The methodology and results are explained in their research paper, “Defining and Quantifying Certified Angus Beef ® Brand Consumer Demand.”

“The demand for CAB has outpaced Choice product since 2002,” the paper says. “Demand for CAB increased 56% over the eight years and Choice demand increased 20%.” In both cases, the biggest increase was from 2009 to 2010 (see Figure 1).

“Much of the 2010 demand growth had to do with export market opportunity,” Schroeder says, but also a return of restaurant visitors in 2010.

“We were a victim on the foodservice side and beneficiary on the retail side,” says Mark Polzer, CAB vice president of business development. In 2009, CAB’s foodservice business was down almost 5.5% and retail was up 9%, but 2010 brought good news in both sectors: foodservice increased 10% and retail by 20%.

Ted Schroeder

CAB sales increased by more than 100 million pounds compared to 2009, and the brand’s cutout value increased more than $5 per hundredweight in deflated U.S. dollars. The paper notes, “There was not another year in the model where both per-capita consumption and real cutout prices increased relative to the previous year.”

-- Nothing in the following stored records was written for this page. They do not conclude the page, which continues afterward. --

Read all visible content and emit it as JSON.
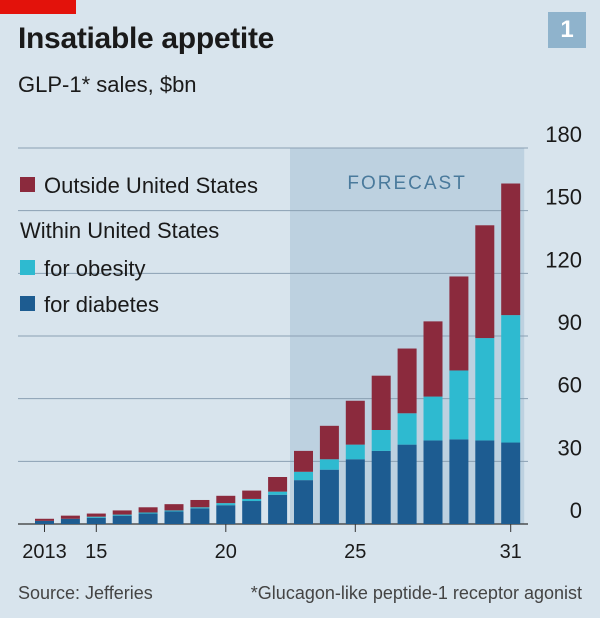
{
  "header": {
    "title": "Insatiable appetite",
    "subtitle": "GLP-1* sales, $bn",
    "badge": "1"
  },
  "footer": {
    "source": "Source: Jefferies",
    "footnote": "*Glucagon-like peptide-1 receptor agonist"
  },
  "colors": {
    "background": "#d8e4ed",
    "forecast_band": "#bdd1e0",
    "outside_us": "#8b2a3d",
    "obesity": "#2ebad0",
    "diabetes": "#1d5c91",
    "grid": "#8aa0b3",
    "brand_red": "#e3120b",
    "badge": "#8fb3cc"
  },
  "chart_data": {
    "type": "bar",
    "stacked": true,
    "x": [
      2013,
      2014,
      2015,
      2016,
      2017,
      2018,
      2019,
      2020,
      2021,
      2022,
      2023,
      2024,
      2025,
      2026,
      2027,
      2028,
      2029,
      2030,
      2031
    ],
    "x_tick_labels": [
      {
        "year": 2013,
        "label": "2013"
      },
      {
        "year": 2015,
        "label": "15"
      },
      {
        "year": 2020,
        "label": "20"
      },
      {
        "year": 2025,
        "label": "25"
      },
      {
        "year": 2031,
        "label": "31"
      }
    ],
    "series": [
      {
        "name": "for diabetes",
        "group": "Within United States",
        "values": [
          1.5,
          2.5,
          3,
          4,
          5,
          6,
          7.5,
          9,
          11,
          14,
          21,
          26,
          31,
          35,
          38,
          40,
          40.5,
          40,
          39
        ]
      },
      {
        "name": "for obesity",
        "group": "Within United States",
        "values": [
          0,
          0,
          0.5,
          0.5,
          0.5,
          0.5,
          0.5,
          1,
          1,
          1.5,
          4,
          5,
          7,
          10,
          15,
          21,
          33,
          49,
          61
        ]
      },
      {
        "name": "Outside United States",
        "values": [
          1,
          1.5,
          1.5,
          2,
          2.5,
          3,
          3.5,
          3.5,
          4,
          7,
          10,
          16,
          21,
          26,
          31,
          36,
          45,
          54,
          63
        ]
      }
    ],
    "legend": {
      "outside": "Outside United States",
      "group_heading": "Within United States",
      "obesity": "for obesity",
      "diabetes": "for diabetes",
      "placement": "top-left"
    },
    "forecast": {
      "label": "FORECAST",
      "from_year": 2023,
      "to_year": 2031
    },
    "y_ticks": [
      "0",
      "30",
      "60",
      "90",
      "120",
      "150",
      "180"
    ],
    "ylim": [
      0,
      180
    ],
    "y_axis_side": "right",
    "grid": true
  }
}
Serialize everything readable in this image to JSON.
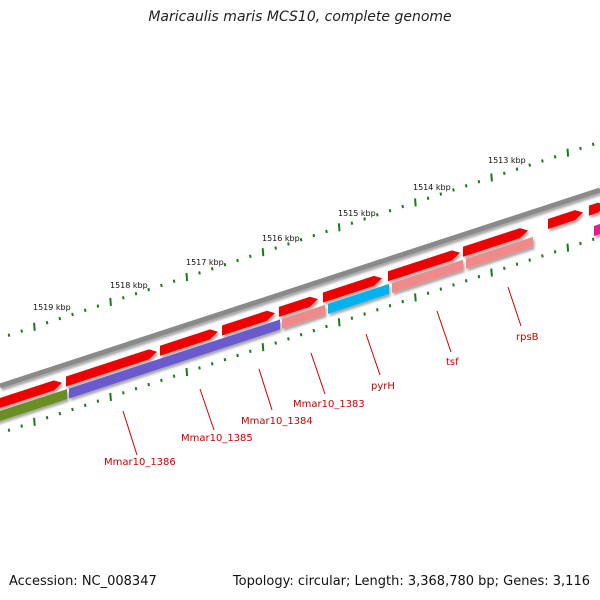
{
  "title": "Maricaulis maris MCS10, complete genome",
  "footer": {
    "accession": "Accession: NC_008347",
    "stats": "Topology: circular; Length: 3,368,780 bp; Genes: 3,116"
  },
  "colors": {
    "backbone": "#8a8a8a",
    "cds_red": "#ee0000",
    "cds_pink": "#f08a8a",
    "purple": "#6a5acd",
    "olive": "#6b8e23",
    "cyan": "#00b2ee",
    "magenta": "#ee1493",
    "tick": "#1a7a1a",
    "label": "#cc0000"
  },
  "ruler": {
    "labels": [
      "1519 kbp",
      "1518 kbp",
      "1517 kbp",
      "1516 kbp",
      "1515 kbp",
      "1514 kbp",
      "1513 kbp"
    ]
  },
  "genes": [
    {
      "label": "Mmar10_1386"
    },
    {
      "label": "Mmar10_1385"
    },
    {
      "label": "Mmar10_1384"
    },
    {
      "label": "Mmar10_1383"
    },
    {
      "label": "pyrH"
    },
    {
      "label": "tsf"
    },
    {
      "label": "rpsB"
    }
  ]
}
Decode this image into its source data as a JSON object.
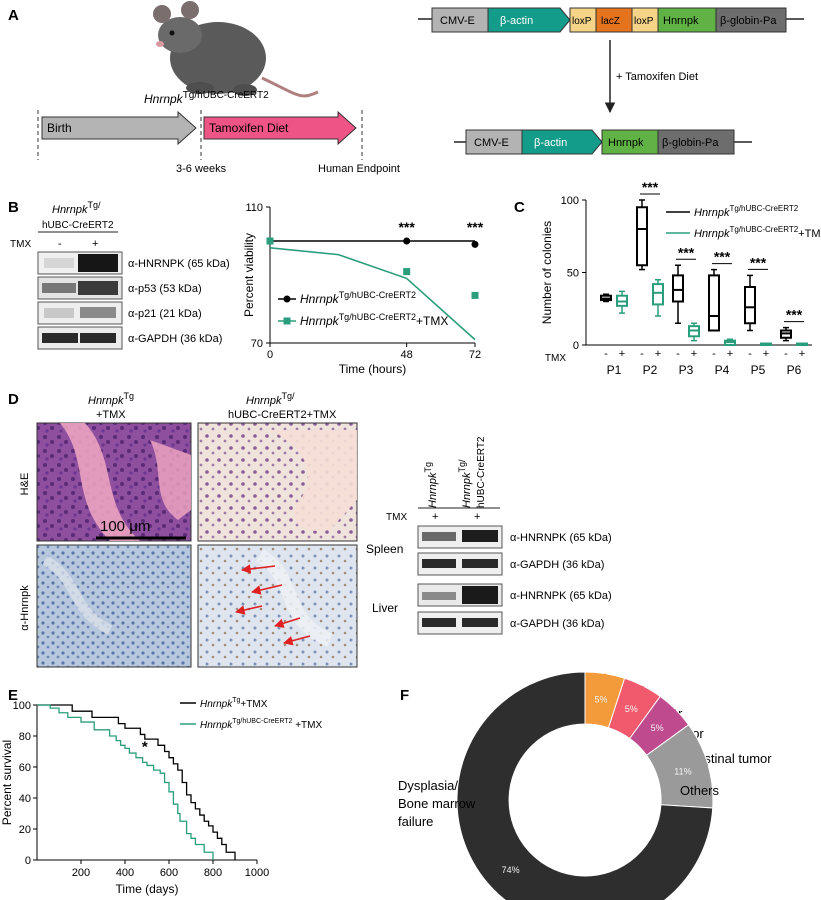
{
  "panels": {
    "A": {
      "label": "A",
      "mouse_genotype": {
        "gene": "Hnrnpk",
        "sup": "Tg/hUBC-CreERT2"
      },
      "timeline": {
        "birth": "Birth",
        "diet": "Tamoxifen Diet",
        "weeks": "3-6 weeks",
        "endpoint": "Human Endpoint"
      },
      "construct_top": [
        "CMV-E",
        "β-actin",
        "loxP",
        "lacZ",
        "loxP",
        "Hnrnpk",
        "β-globin-Pa"
      ],
      "construct_bottom": [
        "CMV-E",
        "β-actin",
        "Hnrnpk",
        "β-globin-Pa"
      ],
      "arrow_label": "+ Tamoxifen Diet",
      "colors": {
        "cmv": "#b3b3b3",
        "actin": "#149c8a",
        "loxp": "#f5d488",
        "lacz": "#e4731e",
        "hnrnpk": "#5fb243",
        "globin": "#6d6d6d",
        "birth": "#b4b4b4",
        "diet": "#ef5487"
      }
    },
    "B": {
      "label": "B",
      "blot_header": {
        "gene": "Hnrnpk",
        "sup": "Tg/",
        "line2": "hUBC-CreERT2"
      },
      "tmx_label": "TMX",
      "tmx_signs": [
        "-",
        "+"
      ],
      "rows": [
        "α-HNRNPK (65 kDa)",
        "α-p53 (53 kDa)",
        "α-p21 (21 kDa)",
        "α-GAPDH (36 kDa)"
      ]
    },
    "C": {
      "label": "C"
    },
    "D": {
      "label": "D",
      "col1": {
        "gene": "Hnrnpk",
        "sup": "Tg",
        "line2": "+TMX"
      },
      "col2": {
        "gene": "Hnrnpk",
        "sup": "Tg/",
        "line2": "hUBC-CreERT2+TMX"
      },
      "row_he": "H&E",
      "row_ihc": "α-Hnrnpk",
      "scale_bar": "100 μm",
      "wb_lanes": [
        {
          "gene": "Hnrnpk",
          "sup": "Tg",
          "line2": ""
        },
        {
          "gene": "Hnrnpk",
          "sup": "Tg/",
          "line2": "hUBC-CreERT2"
        }
      ],
      "tmx_label": "TMX",
      "tmx_signs": [
        "+",
        "+"
      ],
      "tissues": [
        "Spleen",
        "Liver"
      ],
      "wb_rows": [
        "α-HNRNPK (65 kDa)",
        "α-GAPDH (36 kDa)",
        "α-HNRNPK (65 kDa)",
        "α-GAPDH (36 kDa)"
      ]
    },
    "E": {
      "label": "E"
    },
    "F": {
      "label": "F"
    }
  },
  "chart_data": [
    {
      "id": "B-viability",
      "type": "line",
      "xlabel": "Time (hours)",
      "ylabel": "Percent viability",
      "xticks": [
        "0",
        "48",
        "72"
      ],
      "yticks": [
        "70",
        "110"
      ],
      "xlim": [
        0,
        72
      ],
      "ylim": [
        70,
        110
      ],
      "series": [
        {
          "name": "Hnrnpk",
          "sup": "Tg/hUBC-CreERT2",
          "color": "#000000",
          "marker": "circle",
          "x": [
            0,
            48,
            72
          ],
          "y": [
            100,
            100,
            99
          ],
          "fit": [
            [
              0,
              100
            ],
            [
              72,
              100
            ]
          ]
        },
        {
          "name": "Hnrnpk",
          "sup": "Tg/hUBC-CreERT2",
          "suffix": "+TMX",
          "color": "#2a9d7d",
          "marker": "square",
          "x": [
            0,
            48,
            72
          ],
          "y": [
            100,
            91,
            84
          ],
          "fit": [
            [
              0,
              98
            ],
            [
              24,
              96
            ],
            [
              48,
              89
            ],
            [
              72,
              71
            ]
          ]
        }
      ],
      "annotations": [
        {
          "x": 48,
          "y": 102,
          "text": "***"
        },
        {
          "x": 72,
          "y": 102,
          "text": "***"
        }
      ]
    },
    {
      "id": "C-colonies",
      "type": "box",
      "ylabel": "Number of colonies",
      "xlabel_row": "TMX",
      "signs": [
        "-",
        "+"
      ],
      "categories": [
        "P1",
        "P2",
        "P3",
        "P4",
        "P5",
        "P6"
      ],
      "yticks": [
        "0",
        "50",
        "100"
      ],
      "ylim": [
        0,
        100
      ],
      "series": [
        {
          "name": "Hnrnpk",
          "sup": "Tg/hUBC-CreERT2",
          "color": "#000000",
          "boxes": [
            [
              30,
              31,
              32,
              34,
              35
            ],
            [
              52,
              55,
              80,
              95,
              100
            ],
            [
              15,
              30,
              38,
              48,
              55
            ],
            [
              10,
              10,
              20,
              48,
              52
            ],
            [
              10,
              15,
              26,
              40,
              48
            ],
            [
              3,
              5,
              8,
              10,
              12
            ]
          ]
        },
        {
          "name": "Hnrnpk",
          "sup": "Tg/hUBC-CreERT2",
          "suffix": "+TMX",
          "color": "#2a9d7d",
          "boxes": [
            [
              22,
              27,
              30,
              34,
              37
            ],
            [
              20,
              28,
              36,
              42,
              45
            ],
            [
              3,
              6,
              10,
              13,
              15
            ],
            [
              0,
              0,
              2,
              3,
              4
            ],
            [
              0,
              0,
              0,
              1,
              1
            ],
            [
              0,
              0,
              0,
              1,
              1
            ]
          ]
        }
      ],
      "annotations": [
        "",
        "***",
        "***",
        "***",
        "***",
        "***"
      ]
    },
    {
      "id": "E-survival",
      "type": "line",
      "xlabel": "Time (days)",
      "ylabel": "Percent survival",
      "xticks": [
        "200",
        "400",
        "600",
        "800",
        "1000"
      ],
      "yticks": [
        "0",
        "20",
        "40",
        "60",
        "80",
        "100"
      ],
      "xlim": [
        0,
        1000
      ],
      "ylim": [
        0,
        100
      ],
      "series": [
        {
          "name": "Hnrnpk",
          "sup": "Tg",
          "suffix": "+TMX",
          "color": "#000000",
          "x": [
            0,
            140,
            160,
            200,
            250,
            330,
            370,
            400,
            440,
            470,
            490,
            520,
            550,
            580,
            600,
            620,
            640,
            660,
            680,
            700,
            720,
            740,
            760,
            780,
            800,
            820,
            840,
            860,
            900
          ],
          "y": [
            100,
            100,
            96,
            96,
            92,
            92,
            88,
            85,
            85,
            81,
            78,
            78,
            74,
            70,
            66,
            62,
            58,
            50,
            42,
            37,
            33,
            29,
            25,
            22,
            18,
            14,
            10,
            5,
            0
          ]
        },
        {
          "name": "Hnrnpk",
          "sup": "Tg/hUBC-CreERT2",
          "suffix": " +TMX",
          "color": "#2a9d7d",
          "x": [
            0,
            60,
            100,
            140,
            180,
            200,
            240,
            260,
            300,
            330,
            360,
            380,
            400,
            420,
            450,
            480,
            500,
            530,
            560,
            580,
            600,
            620,
            640,
            650,
            680,
            700,
            720,
            760,
            800
          ],
          "y": [
            100,
            98,
            95,
            92,
            92,
            89,
            89,
            84,
            84,
            80,
            77,
            74,
            72,
            69,
            66,
            63,
            61,
            58,
            56,
            50,
            44,
            36,
            30,
            25,
            17,
            14,
            10,
            5,
            0
          ]
        }
      ],
      "annotations": [
        {
          "x": 490,
          "y": 70,
          "text": "*"
        }
      ]
    },
    {
      "id": "F-causes",
      "type": "pie",
      "slices": [
        {
          "label": "Tail tumor",
          "value": 5,
          "pct": "5%",
          "color": "#f39a3a"
        },
        {
          "label": "Lung tumor",
          "value": 5,
          "pct": "5%",
          "color": "#f05a6c"
        },
        {
          "label": "Mediastinal tumor",
          "value": 5,
          "pct": "5%",
          "color": "#c04a8e"
        },
        {
          "label": "Others",
          "value": 11,
          "pct": "11%",
          "color": "#9a9a9a"
        },
        {
          "label": "Dysplasia/\nBone marrow\nfailure",
          "value": 74,
          "pct": "74%",
          "color": "#2e2e2e"
        }
      ]
    }
  ]
}
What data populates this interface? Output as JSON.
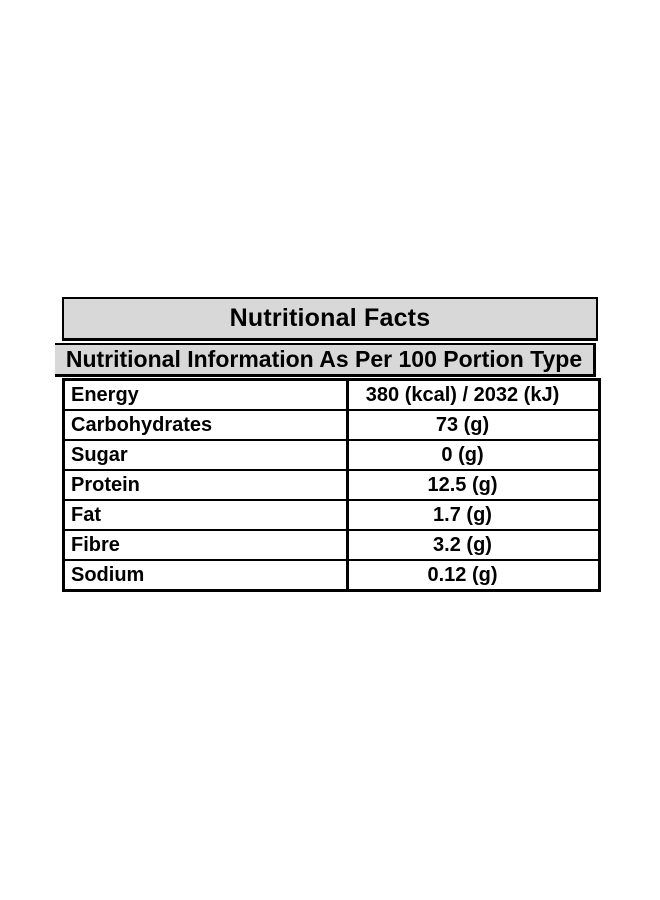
{
  "page": {
    "background_color": "#ffffff"
  },
  "table": {
    "title": "Nutritional Facts",
    "subtitle": "Nutritional Information As Per 100 Portion Type",
    "header_bg_color": "#d8d8d8",
    "border_color": "#000000",
    "rows": [
      {
        "label": "Energy",
        "value": "380 (kcal) / 2032 (kJ)"
      },
      {
        "label": "Carbohydrates",
        "value": "73 (g)"
      },
      {
        "label": "Sugar",
        "value": "0 (g)"
      },
      {
        "label": "Protein",
        "value": "12.5 (g)"
      },
      {
        "label": "Fat",
        "value": "1.7 (g)"
      },
      {
        "label": "Fibre",
        "value": "3.2 (g)"
      },
      {
        "label": "Sodium",
        "value": "0.12 (g)"
      }
    ]
  }
}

Demand for Choice beef and demand for CAB products are closely related, but certainly not identical.

“The commodity product seemed to be more dramatically affected by negative macroeconomic factors, such as trade barriers and overall economic health,” the research states. “It is also worth noting that demand for Choice product appears slower to rebound during times of recovery than CAB demand.”

The index showed that strong international sales years (2003 and 2010) were also the two highest years for wholesale brand demand. International increases remains strong, on track to break the 2003 record this year as it claims more than 10% of the brand’s total sales.

“Future dramatic growth will depend more and more on our international side,” Polzer says. “But there are so many variables outside of the cattle industry that affect international demand.”

 

Regardless of where it’s sold, these increasing numbers bode well for producers. It can be hard to make a direct connection between farm-level prices and retail beef price stickers, but earlier research from John Marsh, Montana State University economist, looked at that.

He studied total U.S. beef demand from 1976 to 1999 and noted a 66% decline. That translated to a 40% reduction in fed cattle prices, and feeder-calf prices dropped 48% during that period.

The recent K-State research says, “Improving demand at the consumer and wholesale level can have an equally dramatic, positive influence on farm-level prices and production, and these effects can be illustrated by the success of CAB and the Angus breed.”

That’s backed by numbers: CAB premiums in the $5 per hundredweight (cwt.) range, video sale Angus breed premiums of $6.55 and 63% Angus-influence in the 2010 U.S. steer and heifer harvest mix.

“To fulfill that need, premiums for that product will flow back down from the processor to the packers, back to the feedlot and ultimately to the cow-calf producer who is influencing those genetic selections,” Schroeder says.

Although not 100% of the premiums are passed through the system, a portion is still significant.

“If feeders see that they can get $4 or $5 per hundredweight (cwt.) premiums from CAB-qualifying carcasses, they’ll very quickly bid that back into their purchases for calves that they think will have a high likelihood of attaining that,” Schroeder says.

“Beef demand woes historically have surrounded quality issues with beef products,” Schroeder says, recalling the 1980s and ’90s. “We needed to start offering customers a more predictable eating experience or we were going to see continually declining demand.

“Higher quality and branded products do that or they don’t last,” he says. “If they don’t deliver consistently they’re out of the game.”